Quick Dice Probability Question

[Agback]

Instead of keeping track of each shot fired (yeah right!), but still wanting someone's power pack coming up empty now and then, I figured I would use critical fumbles. And by using different numbers for each different weapon's stats, I can accuratly simulate how many shots per power pack and the correct probability (per dice roll) where one could wind up empty.

I've come across this approach before, and I don't like it. A diligent charcter ought to be able to make sure that he does not run out of ammo: under this approach there is no way to do that. And any charcter ought to be able to slap in a fresh magazine to make sure that a single important shot will come off. You can't do that under this system either.

A sniper who spends ages sneaking into position, waits for a clear shot, aims carefully, and then snaps the trigger on an unloaded weapon looks like an idiot. You don't want that sort of thing happening in your game. Characters ought to be able to find out, and plan on the basis of, how many shots they have left in their weapons.

Regards,

 

[frisbeet]

frisbeet,

Possible solution for your 1d47 problem:

I can understand where you are coming from. However the solution is simple yet perfect.

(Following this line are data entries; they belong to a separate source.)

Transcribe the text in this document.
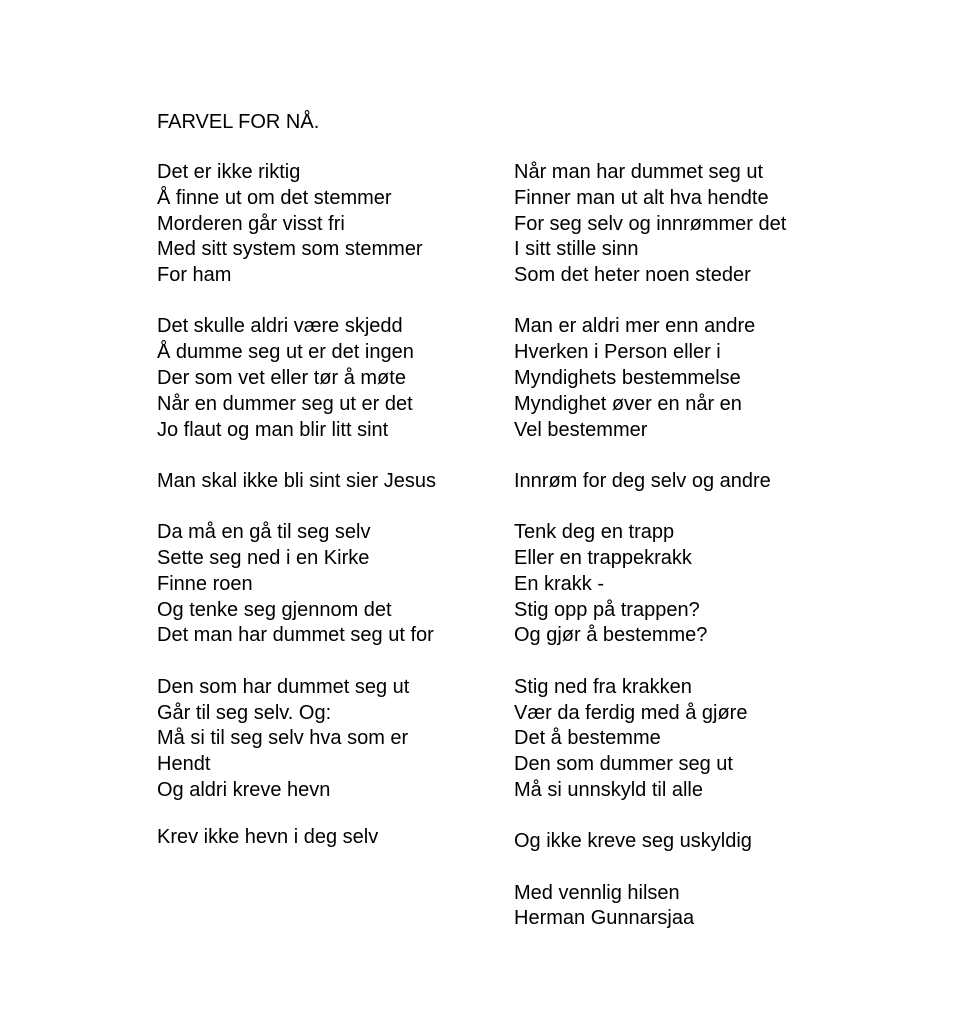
FARVEL FOR NÅ.
Det er ikke riktig
Å finne ut om det stemmer
Morderen går visst fri
Med sitt system som stemmer
For ham
Det skulle aldri være skjedd
Å dumme seg ut er det ingen
Der som vet eller tør å møte
Når en dummer seg ut er det
Jo flaut og man blir litt sint
Man skal ikke bli sint sier Jesus
Da må en gå til seg selv
Sette seg ned i en Kirke
Finne roen
Og tenke seg gjennom det
Det man har dummet seg ut for
Den som har dummet seg ut
Går til seg selv. Og:
Må si til seg selv hva som er
Hendt
Og aldri kreve hevn
Krev ikke hevn i deg selv
Når man har dummet seg ut
Finner man ut alt hva hendte
For seg selv og innrømmer det
I sitt stille sinn
Som det heter noen steder
Man er aldri mer enn andre
Hverken i Person eller i
Myndighets bestemmelse
Myndighet øver en når en
Vel bestemmer
Innrøm for deg selv og andre
Tenk deg en trapp
Eller en trappekrakk
En krakk -
Stig opp på trappen?
Og gjør å bestemme?
Stig ned fra krakken
Vær da ferdig med å gjøre
Det å bestemme
Den som dummer seg ut
Må si unnskyld til alle
Og ikke kreve seg uskyldig
Med vennlig hilsen
Herman Gunnarsjaa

To roll a 1d47, roll a perfect, non-bias 1d100. If it's between 1 and 47, that's your number, if not re-roll until you get a result. There is a perfectly distributed chance of getting any number between 1 and 47.
However, because you don't want to have to re-roll most of the time, take 1d60 (A 1d6 and a 1d10) and use the same method (assume that the 6 on the 1d6 is a 0).
A somewhat crass solution but one that is perfect. Is this what you were referring to as approximated? You obviously know your stuff when it comes to probability and I'm sure this idea is something that you've already thought of. If I'm barking up the wrong tree (you only want to roll once?), please tell me.

As for the 3 in 500, make it 6 in 1000 and roll 1d1000.

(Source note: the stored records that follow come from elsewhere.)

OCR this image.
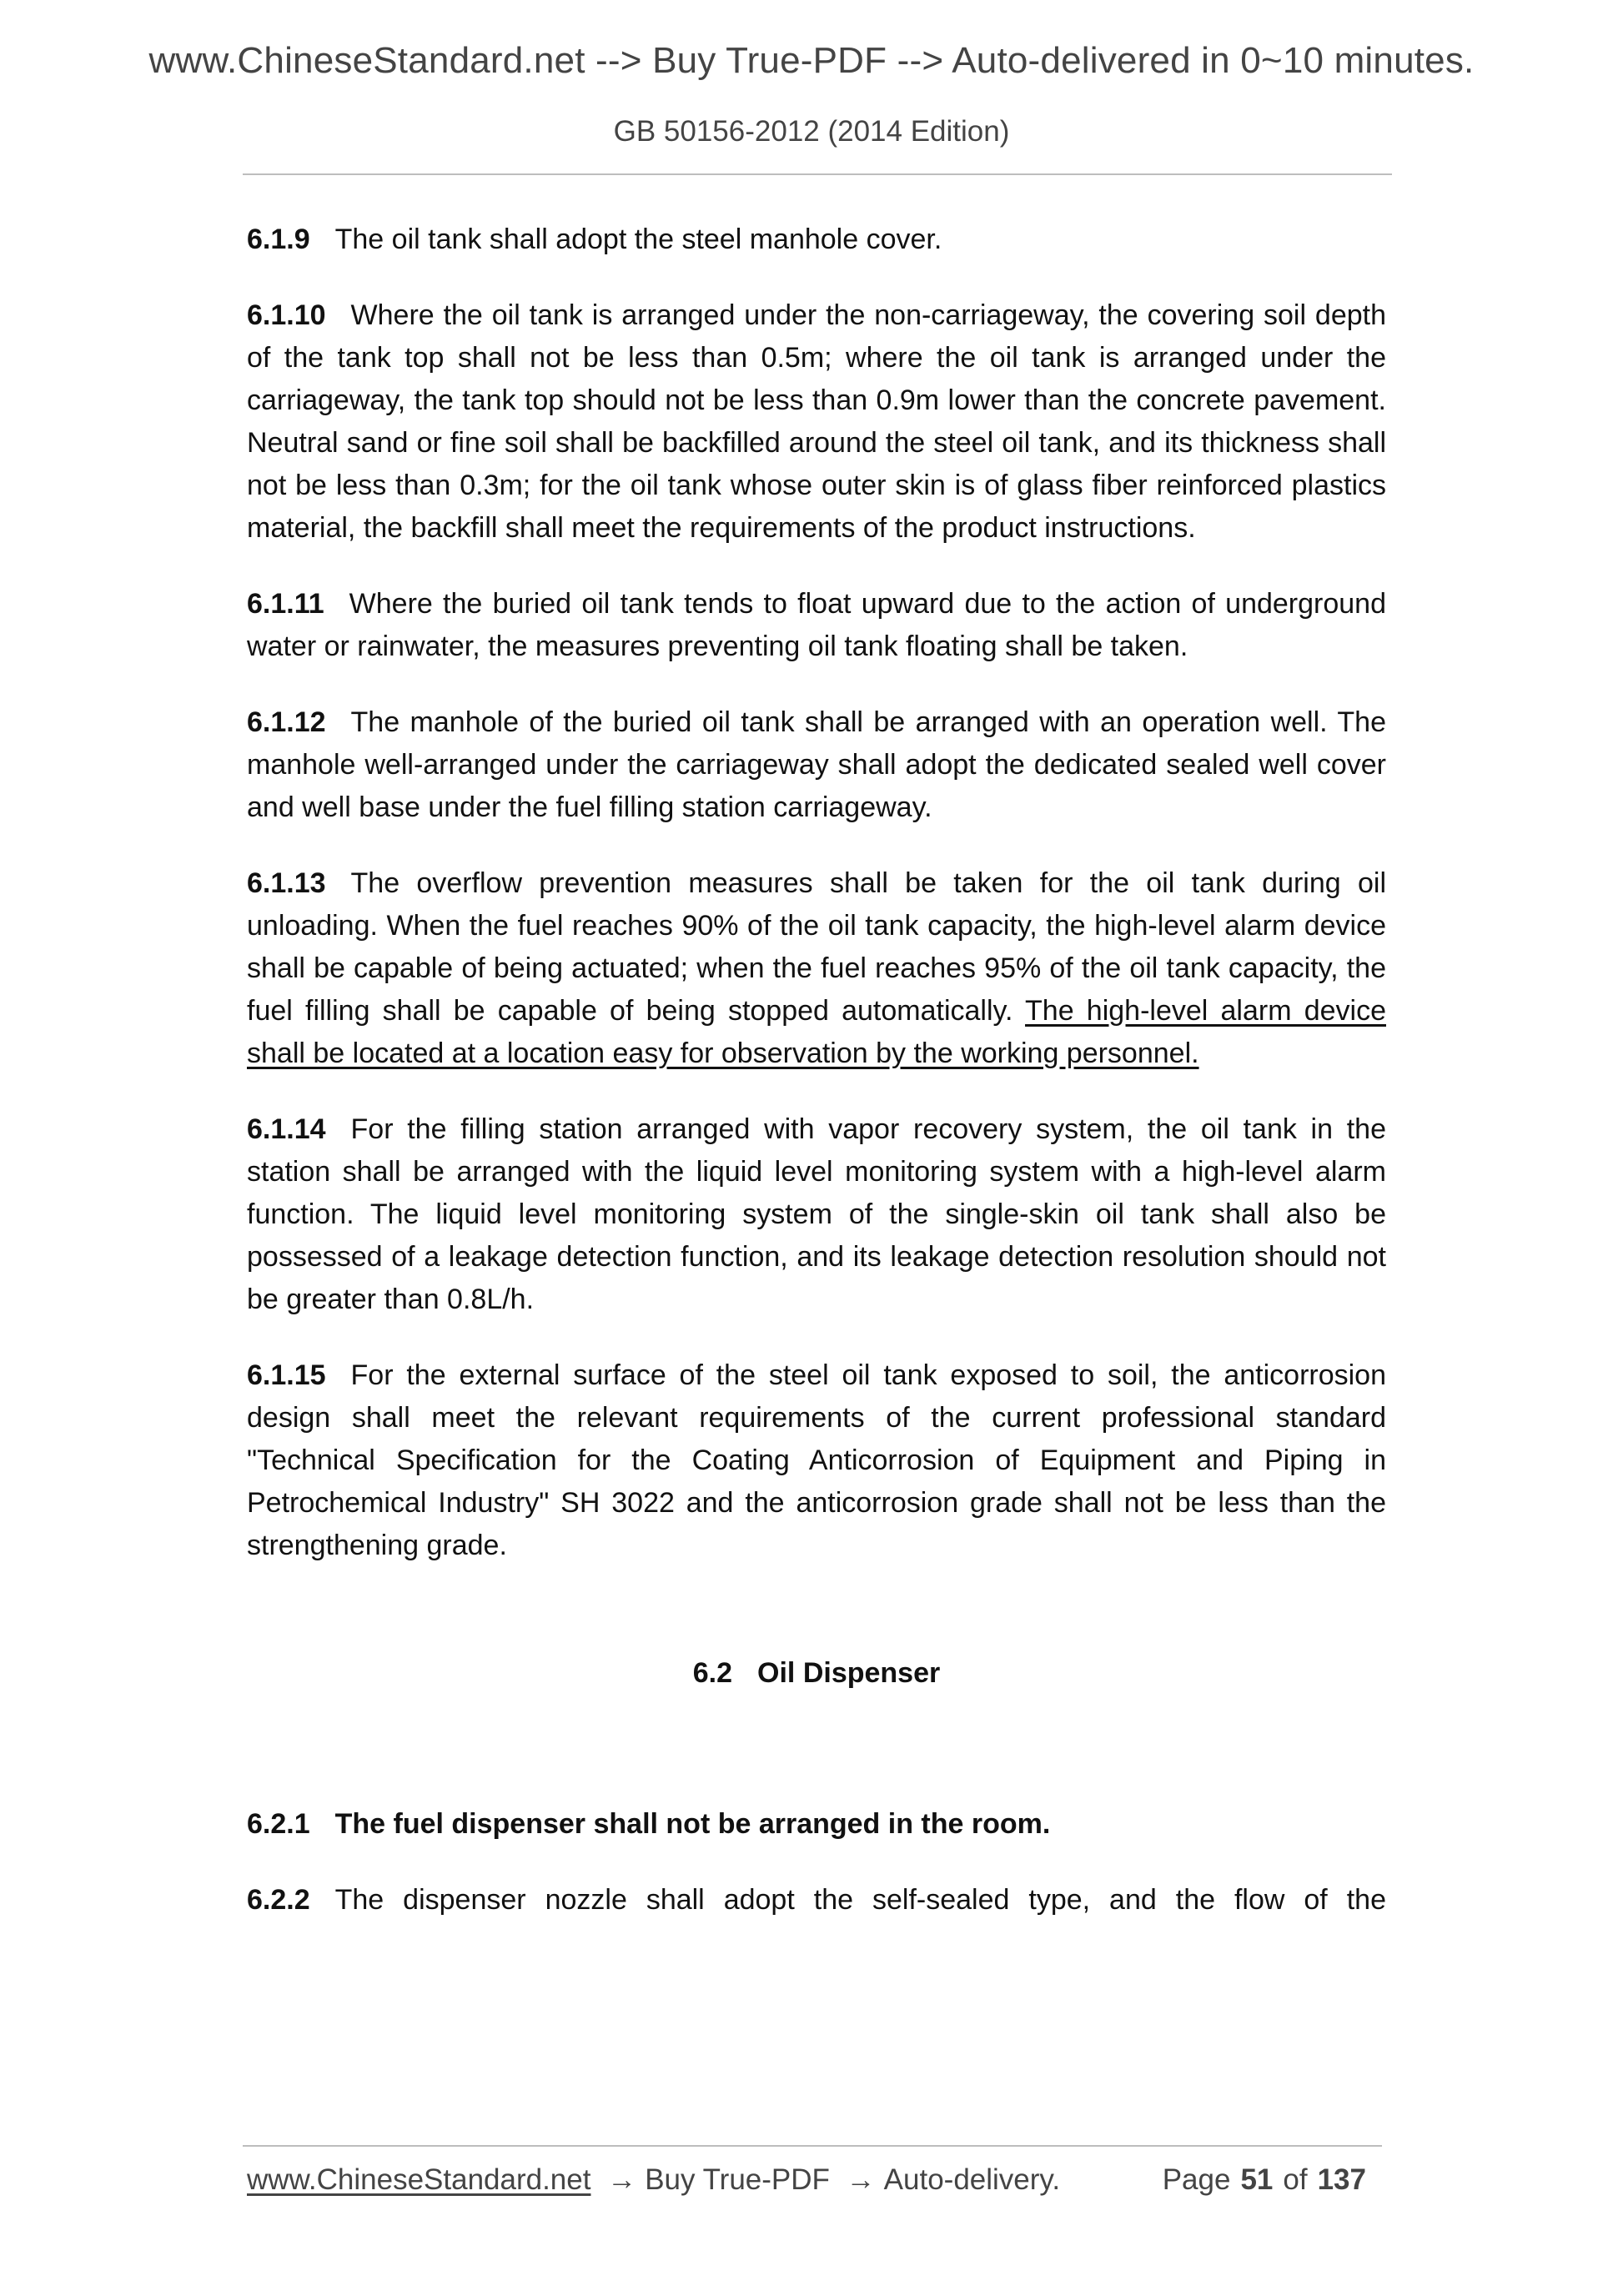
www.ChineseStandard.net --> Buy True-PDF --> Auto-delivered in 0~10 minutes.
GB 50156-2012 (2014 Edition)

6.1.9 The oil tank shall adopt the steel manhole cover.

6.1.10 Where the oil tank is arranged under the non-carriageway, the covering soil depth of the tank top shall not be less than 0.5m; where the oil tank is arranged under the carriageway, the tank top should not be less than 0.9m lower than the concrete pavement. Neutral sand or fine soil shall be backfilled around the steel oil tank, and its thickness shall not be less than 0.3m; for the oil tank whose outer skin is of glass fiber reinforced plastics material, the backfill shall meet the requirements of the product instructions.

6.1.11 Where the buried oil tank tends to float upward due to the action of underground water or rainwater, the measures preventing oil tank floating shall be taken.

6.1.12 The manhole of the buried oil tank shall be arranged with an operation well. The manhole well-arranged under the carriageway shall adopt the dedicated sealed well cover and well base under the fuel filling station carriageway.

6.1.13 The overflow prevention measures shall be taken for the oil tank during oil unloading. When the fuel reaches 90% of the oil tank capacity, the high-level alarm device shall be capable of being actuated; when the fuel reaches 95% of the oil tank capacity, the fuel filling shall be capable of being stopped automatically. The high-level alarm device shall be located at a location easy for observation by the working personnel.

6.1.14 For the filling station arranged with vapor recovery system, the oil tank in the station shall be arranged with the liquid level monitoring system with a high-level alarm function. The liquid level monitoring system of the single-skin oil tank shall also be possessed of a leakage detection function, and its leakage detection resolution should not be greater than 0.8L/h.

6.1.15 For the external surface of the steel oil tank exposed to soil, the anticorrosion design shall meet the relevant requirements of the current professional standard "Technical Specification for the Coating Anticorrosion of Equipment and Piping in Petrochemical Industry" SH 3022 and the anticorrosion grade shall not be less than the strengthening grade.

6.2 Oil Dispenser

6.2.1 The fuel dispenser shall not be arranged in the room.

6.2.2 The dispenser nozzle shall adopt the self-sealed type, and the flow of the

www.ChineseStandard.net → Buy True-PDF → Auto-delivery.	Page 51 of 137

Just going across to your link now, it should be interesting.

Best Regards
Herremann the Wise

Yup, that is an Exact way of rolling odds of 1-in-prime number.

The approximation I was thinking of wouldn't involve rerolling. Instead play with dice probabilities such that their product = the probability of, say, 1 in 47, or 0.0213. One crazy fix would be:

roll d20, accept 1
then roll d6, accept 5 or less
then roll d20, accept 14 or less
then roll d20, accept 18 or less
then roll d20, accept 19 or less
then roll d20, accept 19 or less
then roll d20, accept 19 or less
then roll d20, accept 19 or less

Making all these rolls is an outcome which happens with a probability of 0.0214 (2.14%). This is quite close to 1/47. Good enough? Ought to be. But dang, what a pain. I pulled these dice out of the air and futzed with the acceptances to get the probability close. There almost certainly is a series forumla which could better guide dice/acceptance selection. But I'd rather skewer my eyeballs with toothpicks for a special garnish than bother to find, figure, or use such a thing.

The rerolling method is indeed much simpler, and exact.

gobbledeegook,

fris

 

[jonesy]

What are the odds of rolling a natural 1 (on a d20) and then following it up with a roll of 1-5?

I'd say the chances are pretty much 95% when it really matters.